Wednesday, May 9, 2018

Is Moscow about to Revive a Nationalities Ministry?


Paul Goble

            Staunton, May 9 – Rumors are flying that Moscow may soon restore a ministry of nationality affairs in place of the Federal Agency for Nationality Affairs and that Magomedsalam Magomedov, the former president of Daghestan who has overseen nationality policy for the Presidential Administration since 2013 may be given the job.

            There are at least three reasons why these rumors which have circulated before may have more substance now. First, the Presidential Administration is being re-organized and, according to an anonymous Kommersant source, there is no “chair” in the new constellation for Magomedov (kommersant.ru/doc/3622525).

            Second, the Federal Agency for Nationality Affairs and its head Igor Barinov have been subject to withering criticism for planning and financial problems, much of it the product of the fact that the agency has too many responsibilities and too little power to impose its decisions on the republics and ethnic organizations (kommersant.ru/doc/3619753).

            And third, if Vladimir Putin continues his drive against non-Russian languages and does move to do away with the non-Russian republics as ever more Russian nationalists are urging (nazaccent.ru/content/27184-russkie-aktivisty-predlozhili-uravnyat-vse-territorii.html), even more decisions about ethnic matters would inevitably be concentrated in Moscow than even now. 

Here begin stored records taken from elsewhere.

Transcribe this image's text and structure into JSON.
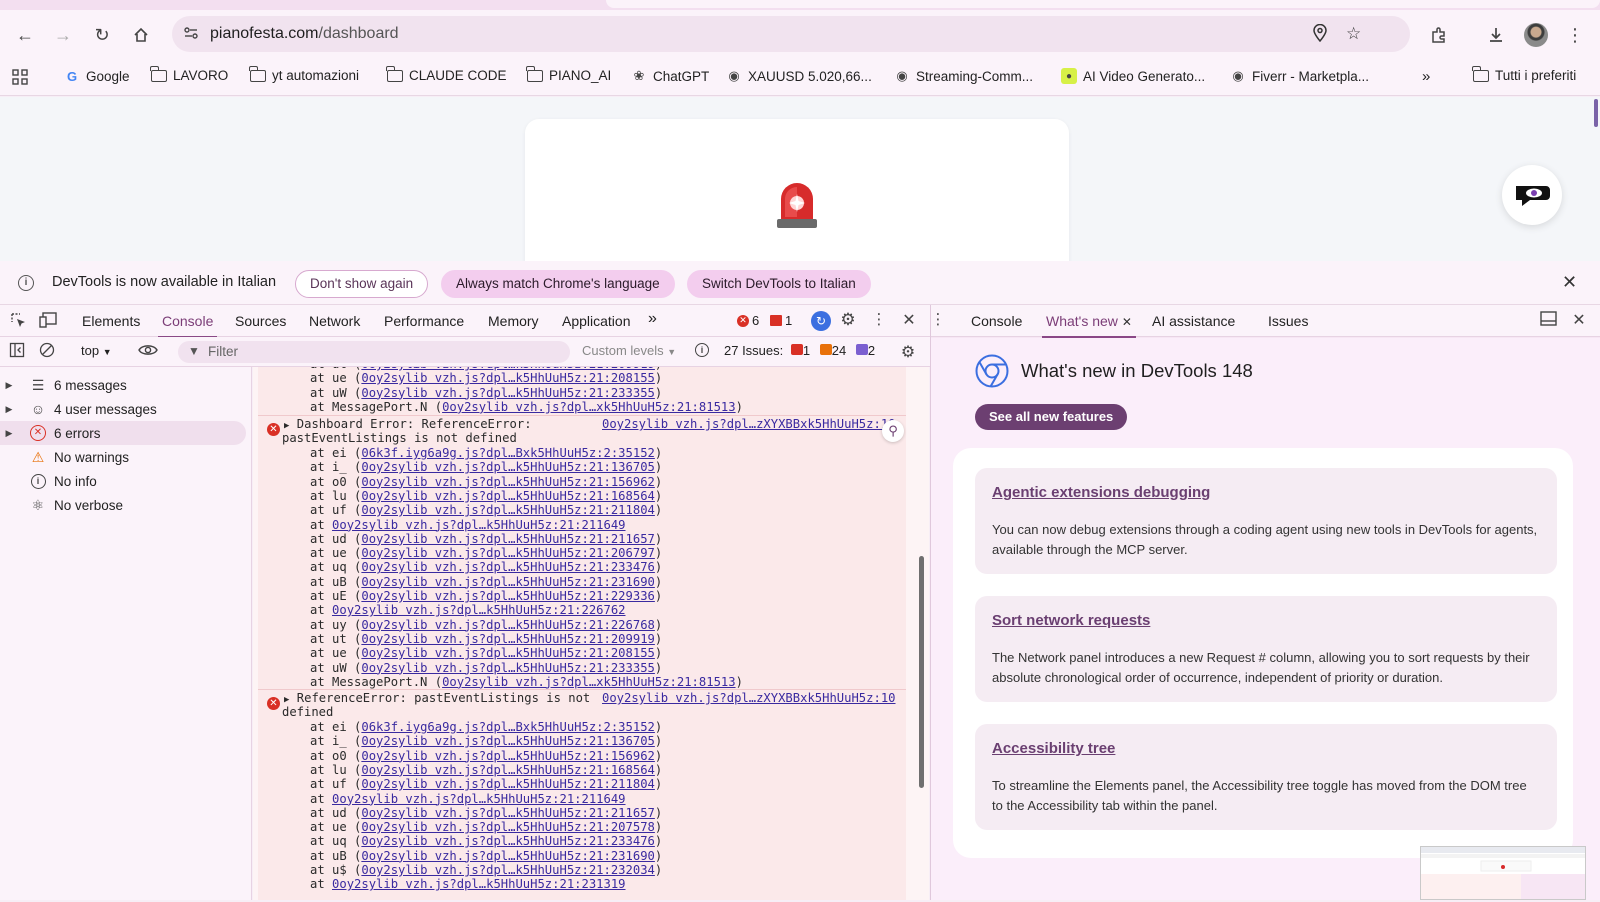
{
  "browser": {
    "url_host": "pianofesta.com",
    "url_path": "/dashboard",
    "icons": [
      "back-icon",
      "forward-icon",
      "reload-icon",
      "home-icon",
      "site-info-icon",
      "location-icon",
      "bookmark-star-icon",
      "extensions-icon",
      "download-icon",
      "profile-avatar",
      "menu-kebab-icon"
    ]
  },
  "bookmarks": [
    {
      "label": "Google",
      "icon": "google-icon"
    },
    {
      "label": "LAVORO",
      "icon": "folder-icon"
    },
    {
      "label": "yt automazioni",
      "icon": "folder-icon"
    },
    {
      "label": "CLAUDE CODE",
      "icon": "folder-icon"
    },
    {
      "label": "PIANO_AI",
      "icon": "folder-icon"
    },
    {
      "label": "ChatGPT",
      "icon": "chatgpt-icon"
    },
    {
      "label": "XAUUSD 5.020,66...",
      "icon": "globe-icon"
    },
    {
      "label": "Streaming-Comm...",
      "icon": "globe-icon"
    },
    {
      "label": "AI Video Generato...",
      "icon": "ai-video-icon"
    },
    {
      "label": "Fiverr - Marketpla...",
      "icon": "globe-icon"
    }
  ],
  "bookmarks_all": "Tutti i preferiti",
  "infobar": {
    "message": "DevTools is now available in Italian",
    "dont_show": "Don't show again",
    "always_match": "Always match Chrome's language",
    "switch": "Switch DevTools to Italian"
  },
  "devtools": {
    "tabs": [
      "Elements",
      "Console",
      "Sources",
      "Network",
      "Performance",
      "Memory",
      "Application"
    ],
    "active_tab": "Console",
    "error_count": "6",
    "warning_count": "1",
    "context": "top",
    "filter_placeholder": "Filter",
    "levels": "Custom levels",
    "issues_label": "27 Issues:",
    "issues_errors": "1",
    "issues_warnings": "24",
    "issues_info": "2"
  },
  "sidebar": [
    {
      "label": "6 messages",
      "icon": "list-icon",
      "expandable": true
    },
    {
      "label": "4 user messages",
      "icon": "user-icon",
      "expandable": true
    },
    {
      "label": "6 errors",
      "icon": "error-icon",
      "expandable": true,
      "selected": true
    },
    {
      "label": "No warnings",
      "icon": "warning-icon",
      "expandable": false
    },
    {
      "label": "No info",
      "icon": "info-icon",
      "expandable": false
    },
    {
      "label": "No verbose",
      "icon": "bug-icon",
      "expandable": false
    }
  ],
  "log": {
    "top_lines": [
      {
        "fn": "at ut (",
        "link": "0oy2sylib vzh.js?dpl…k5HhUuH5z:21:209919",
        "end": ")"
      },
      {
        "fn": "at ue (",
        "link": "0oy2sylib vzh.js?dpl…k5HhUuH5z:21:208155",
        "end": ")"
      },
      {
        "fn": "at uW (",
        "link": "0oy2sylib vzh.js?dpl…k5HhUuH5z:21:233355",
        "end": ")"
      },
      {
        "fn": "at MessagePort.N (",
        "link": "0oy2sylib vzh.js?dpl…xk5HhUuH5z:21:81513",
        "end": ")"
      }
    ],
    "error1": {
      "head1": "Dashboard Error: ReferenceError:",
      "head2": "pastEventListings is not defined",
      "source": "0oy2sylib vzh.js?dpl…zXYXBBxk5HhUuH5z:10",
      "lines": [
        {
          "fn": "at ei (",
          "link": "06k3f.iyg6a9g.js?dpl…Bxk5HhUuH5z:2:35152",
          "end": ")"
        },
        {
          "fn": "at i_ (",
          "link": "0oy2sylib vzh.js?dpl…k5HhUuH5z:21:136705",
          "end": ")"
        },
        {
          "fn": "at o0 (",
          "link": "0oy2sylib vzh.js?dpl…k5HhUuH5z:21:156962",
          "end": ")"
        },
        {
          "fn": "at lu (",
          "link": "0oy2sylib vzh.js?dpl…k5HhUuH5z:21:168564",
          "end": ")"
        },
        {
          "fn": "at uf (",
          "link": "0oy2sylib vzh.js?dpl…k5HhUuH5z:21:211804",
          "end": ")"
        },
        {
          "fn": "at ",
          "link": "0oy2sylib vzh.js?dpl…k5HhUuH5z:21:211649",
          "end": ""
        },
        {
          "fn": "at ud (",
          "link": "0oy2sylib vzh.js?dpl…k5HhUuH5z:21:211657",
          "end": ")"
        },
        {
          "fn": "at ue (",
          "link": "0oy2sylib vzh.js?dpl…k5HhUuH5z:21:206797",
          "end": ")"
        },
        {
          "fn": "at uq (",
          "link": "0oy2sylib vzh.js?dpl…k5HhUuH5z:21:233476",
          "end": ")"
        },
        {
          "fn": "at uB (",
          "link": "0oy2sylib vzh.js?dpl…k5HhUuH5z:21:231690",
          "end": ")"
        },
        {
          "fn": "at uE (",
          "link": "0oy2sylib vzh.js?dpl…k5HhUuH5z:21:229336",
          "end": ")"
        },
        {
          "fn": "at ",
          "link": "0oy2sylib vzh.js?dpl…k5HhUuH5z:21:226762",
          "end": ""
        },
        {
          "fn": "at uy (",
          "link": "0oy2sylib vzh.js?dpl…k5HhUuH5z:21:226768",
          "end": ")"
        },
        {
          "fn": "at ut (",
          "link": "0oy2sylib vzh.js?dpl…k5HhUuH5z:21:209919",
          "end": ")"
        },
        {
          "fn": "at ue (",
          "link": "0oy2sylib vzh.js?dpl…k5HhUuH5z:21:208155",
          "end": ")"
        },
        {
          "fn": "at uW (",
          "link": "0oy2sylib vzh.js?dpl…k5HhUuH5z:21:233355",
          "end": ")"
        },
        {
          "fn": "at MessagePort.N (",
          "link": "0oy2sylib vzh.js?dpl…xk5HhUuH5z:21:81513",
          "end": ")"
        }
      ]
    },
    "error2": {
      "head1": "ReferenceError: pastEventListings is not",
      "head2": "defined",
      "source": "0oy2sylib vzh.js?dpl…zXYXBBxk5HhUuH5z:10",
      "lines": [
        {
          "fn": "at ei (",
          "link": "06k3f.iyg6a9g.js?dpl…Bxk5HhUuH5z:2:35152",
          "end": ")"
        },
        {
          "fn": "at i_ (",
          "link": "0oy2sylib vzh.js?dpl…k5HhUuH5z:21:136705",
          "end": ")"
        },
        {
          "fn": "at o0 (",
          "link": "0oy2sylib vzh.js?dpl…k5HhUuH5z:21:156962",
          "end": ")"
        },
        {
          "fn": "at lu (",
          "link": "0oy2sylib vzh.js?dpl…k5HhUuH5z:21:168564",
          "end": ")"
        },
        {
          "fn": "at uf (",
          "link": "0oy2sylib vzh.js?dpl…k5HhUuH5z:21:211804",
          "end": ")"
        },
        {
          "fn": "at ",
          "link": "0oy2sylib vzh.js?dpl…k5HhUuH5z:21:211649",
          "end": ""
        },
        {
          "fn": "at ud (",
          "link": "0oy2sylib vzh.js?dpl…k5HhUuH5z:21:211657",
          "end": ")"
        },
        {
          "fn": "at ue (",
          "link": "0oy2sylib vzh.js?dpl…k5HhUuH5z:21:207578",
          "end": ")"
        },
        {
          "fn": "at uq (",
          "link": "0oy2sylib vzh.js?dpl…k5HhUuH5z:21:233476",
          "end": ")"
        },
        {
          "fn": "at uB (",
          "link": "0oy2sylib vzh.js?dpl…k5HhUuH5z:21:231690",
          "end": ")"
        },
        {
          "fn": "at u$ (",
          "link": "0oy2sylib vzh.js?dpl…k5HhUuH5z:21:232034",
          "end": ")"
        },
        {
          "fn": "at ",
          "link": "0oy2sylib vzh.js?dpl…k5HhUuH5z:21:231319",
          "end": ""
        }
      ]
    }
  },
  "drawer": {
    "tabs": [
      "Console",
      "What's new",
      "AI assistance",
      "Issues"
    ],
    "active_tab": "What's new",
    "title": "What's new in DevTools 148",
    "see_all": "See all new features",
    "features": [
      {
        "title": "Agentic extensions debugging",
        "body": "You can now debug extensions through a coding agent using new tools in DevTools for agents, available through the MCP server."
      },
      {
        "title": "Sort network requests",
        "body": "The Network panel introduces a new Request # column, allowing you to sort requests by their absolute chronological order of occurrence, independent of priority or duration."
      },
      {
        "title": "Accessibility tree",
        "body": "To streamline the Elements panel, the Accessibility tree toggle has moved from the DOM tree to the Accessibility tab within the panel."
      }
    ]
  },
  "colors": {
    "accent": "#8a4886",
    "error": "#d93025",
    "link": "#3a2aa0",
    "button": "#6c3f71"
  }
}
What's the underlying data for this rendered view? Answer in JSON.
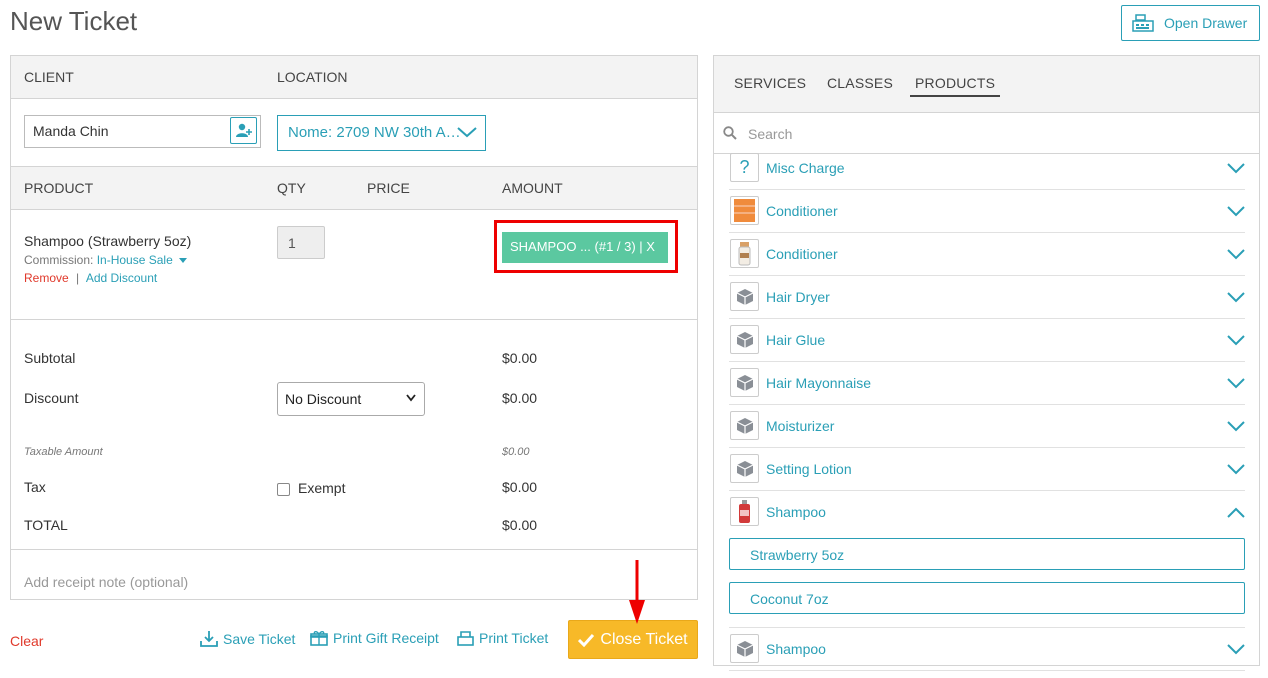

A ministry might thus appear to be to the Kremlin a more appropriate arrangement, especially as it could be sold within the country and abroad as an indication of the Russian government’s solicitude for ethnic issues even as the government moves against the structures that have been the main defense of non-Russian nations.

But it is quite possible that Putin will prove reluctant to take this step. One of his earliest acts in his first term as president was to abolish the post-Soviet Russian ministry for nationality affairs whose responsibilities he divided among several other ministries. Only in 2015 did he create the current Federal Agency.

Moreover, the Kremlin leader faces the same challenges in this area that his predecessors have: If he gives the organization charged with nationality policy enough power and money to make a difference, he will have created a bureaucratic monster that will rapidly become involved in almost anything.

But if Putin doesn’t give the agency that much money and power – and he hasn’t given the Federal Agency much of either – then it is likely that he will have a largely meaningless institution and that fights over nationality policy will continue as of nothing within other parts of the Moscow bureaucracy and  between Moscow and the republics.